3.4. Association between Gut Microbial Signature and Vascular Inflammation
The time-dependent association between gut microbes (genera) and monocyte binding to vasculature was assessed using the data from 4-week (C4, D4, D4B3), 8-week (C8, D8, D8B3), and 12-week (C12, D12, D12B3) cohorts. Several genera were positively or negatively associated with monocyte binding to the vasculature depending on the duration of the treatment (Figure 6A). We also identified the association between the specific genera and indices of vascular inflammation (monocyte binding to the vasculature and expression of inflammatory molecules such as MCP1, IL8, ICAM1, VCAM1, and E-SEL) in the 12-week cohort using the data from C12, D12, and D12B3 mice. Many of the genera positively associated with the inflammatory markers were also positively associated with monocyte binding to the vasculature (Figure 6B). Similarly, many of the genera negatively associated with the inflammatory markers were also negatively associated with monocyte binding to the vasculature (Figure 6B).
4. Discussion
Emerging evidence from epidemiological, clinal, and preclinical studies indicates the vascular beneficial effects of consuming blueberries. However, dietary blueberries’ dose- and time-dependent effects on diabetic vasculature and their association with gut microbes are unknown. In the present study, we determined whether the effect of dietary blueberries on diabetic vasculature is dose/time-dependent and identified whether these effects are associated with specific gut microbes. First, dietary supplementation of blueberries for 4, 8, or 12 weeks suppressed vascular inflammation in diabetic mice at a dosage equivalent to the human consumption of 1.5 cups of fresh blueberries. This effect was not secondary to an improvement in the metabolic milieu, suggesting the direct effect of blueberry bioactives on diabetic vasculature. Second, dietary blueberries ameliorated diabetes-induced gut dysbiosis that depended on the dose and duration of the treatment. Third, opportunistic microbes were positively associated, whereas commensal microbes were negatively associated with indices of vascular inflammation. Finally, dietary blueberries reduced the opportunistic microbe Desulfovibrio that was positively associated with vascular inflammation, and increased the commensal microbe Akkermansia that was negatively associated with vascular inflammation.

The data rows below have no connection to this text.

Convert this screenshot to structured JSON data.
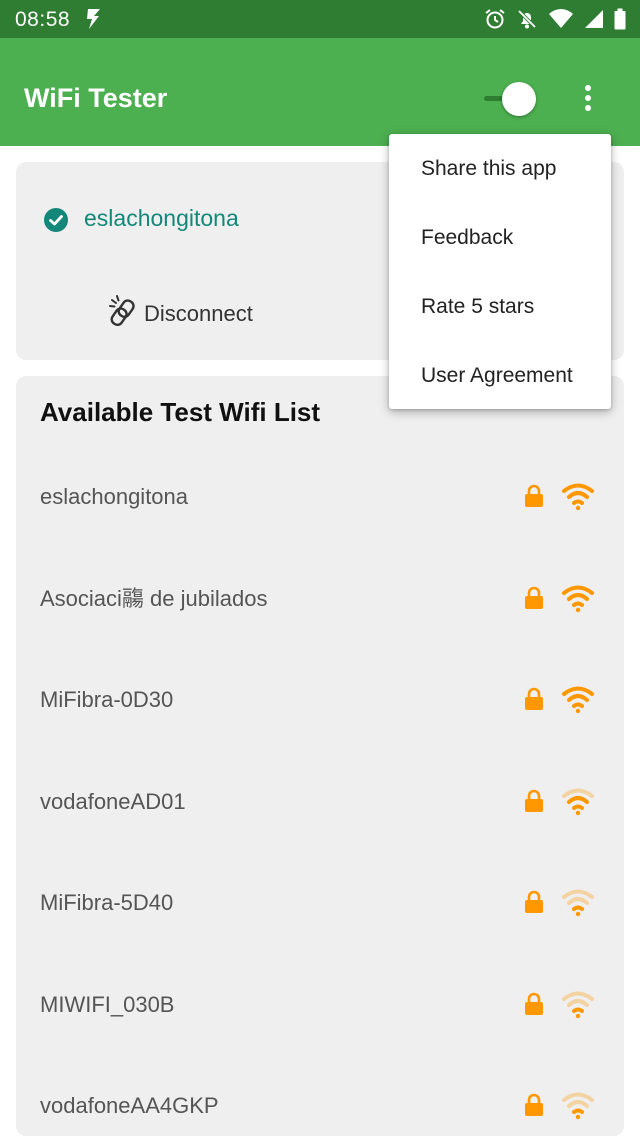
{
  "status_bar": {
    "time": "08:58",
    "icons": [
      "bolt-icon",
      "alarm-icon",
      "notifications-off-icon",
      "wifi-icon",
      "cell-signal-icon",
      "battery-icon"
    ]
  },
  "app_bar": {
    "title": "WiFi Tester",
    "toggle_on": true,
    "background_color": "#4caf50",
    "status_color": "#2e7d32"
  },
  "connected": {
    "ssid": "eslachongitona",
    "disconnect_label": "Disconnect",
    "ssid_color": "#13877a"
  },
  "wifi_list": {
    "title": "Available Test Wifi List",
    "items": [
      {
        "name": "eslachongitona",
        "locked": true,
        "signal": 1.0
      },
      {
        "name": "Asociaci鬺 de jubilados",
        "locked": true,
        "signal": 1.0
      },
      {
        "name": "MiFibra-0D30",
        "locked": true,
        "signal": 1.0
      },
      {
        "name": "vodafoneAD01",
        "locked": true,
        "signal": 0.75
      },
      {
        "name": "MiFibra-5D40",
        "locked": true,
        "signal": 0.5
      },
      {
        "name": "MIWIFI_030B",
        "locked": true,
        "signal": 0.5
      },
      {
        "name": "vodafoneAA4GKP",
        "locked": true,
        "signal": 0.5
      }
    ],
    "accent_color": "#ff9800"
  },
  "overflow_menu": {
    "items": [
      "Share this app",
      "Feedback",
      "Rate 5 stars",
      "User Agreement"
    ]
  }
}
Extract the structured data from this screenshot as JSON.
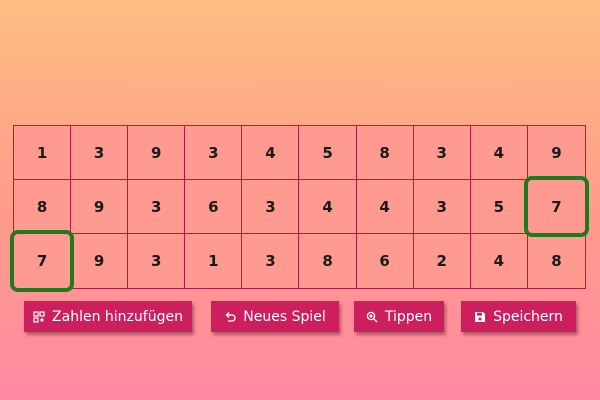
{
  "grid": {
    "rows": [
      [
        "1",
        "3",
        "9",
        "3",
        "4",
        "5",
        "8",
        "3",
        "4",
        "9"
      ],
      [
        "8",
        "9",
        "3",
        "6",
        "3",
        "4",
        "4",
        "3",
        "5",
        "7"
      ],
      [
        "7",
        "9",
        "3",
        "1",
        "3",
        "8",
        "6",
        "2",
        "4",
        "8"
      ]
    ],
    "selected": [
      [
        1,
        9
      ],
      [
        2,
        0
      ]
    ],
    "selection_color": "#1f7a1f"
  },
  "toolbar": {
    "add_numbers": {
      "label": "Zahlen hinzufügen",
      "icon": "grid-plus-icon"
    },
    "new_game": {
      "label": "Neues Spiel",
      "icon": "undo-arrow-icon"
    },
    "hint": {
      "label": "Tippen",
      "icon": "search-icon"
    },
    "save": {
      "label": "Speichern",
      "icon": "save-icon"
    }
  },
  "colors": {
    "button_bg": "#cc1f5d",
    "cell_bg": "#ff9a90",
    "grid_line": "#b01a45"
  }
}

Monocyte binding to the inflammatory vasculature is a key initial event involved in atherosclerosis and is a potential target to prevent vascular disease [3]. Cardiovascular risk factors such as high glucose and dyslipidemia activate the vascular endothelium to secrete inflammatory chemokines (MCP1 and IL8) and adhesion molecules (ICAM1, VCAM1, and E-Selectin), which leads to monocyte binding to the vasculature and the subsequent vascular inflammation [3,13]. In the present study, blueberry supplementation at the nutritional dosage (equivalent to human consumption of ~1.5 cups of fresh blueberries) suppressed monocyte binding to the diabetic vasculature and reduced the mRNA expression of MCP1, IL8, and VCAM1. This is consistent with previous human studies supporting the vascular beneficial effects of dietary blueberries. Blueberry intake was shown to increase endothelium-dependent vessel relaxation in healthy humans in a dose-dependent manner [5]. In the present study, the metabolic parameters that were altered in diabetic mice were not improved with blueberry supplementation. We recently showed that blueberry metabolites suppress endothelium inflammation in endothelial cells isolated from individuals with type 2 diabetes and improve lipotoxicity-induced endothelial dysfunction [4,23]. Our previous and current data suggest that the observed vascular effects of blueberries could be mediated by the direct effect of their circulating metabolites on the vasculature.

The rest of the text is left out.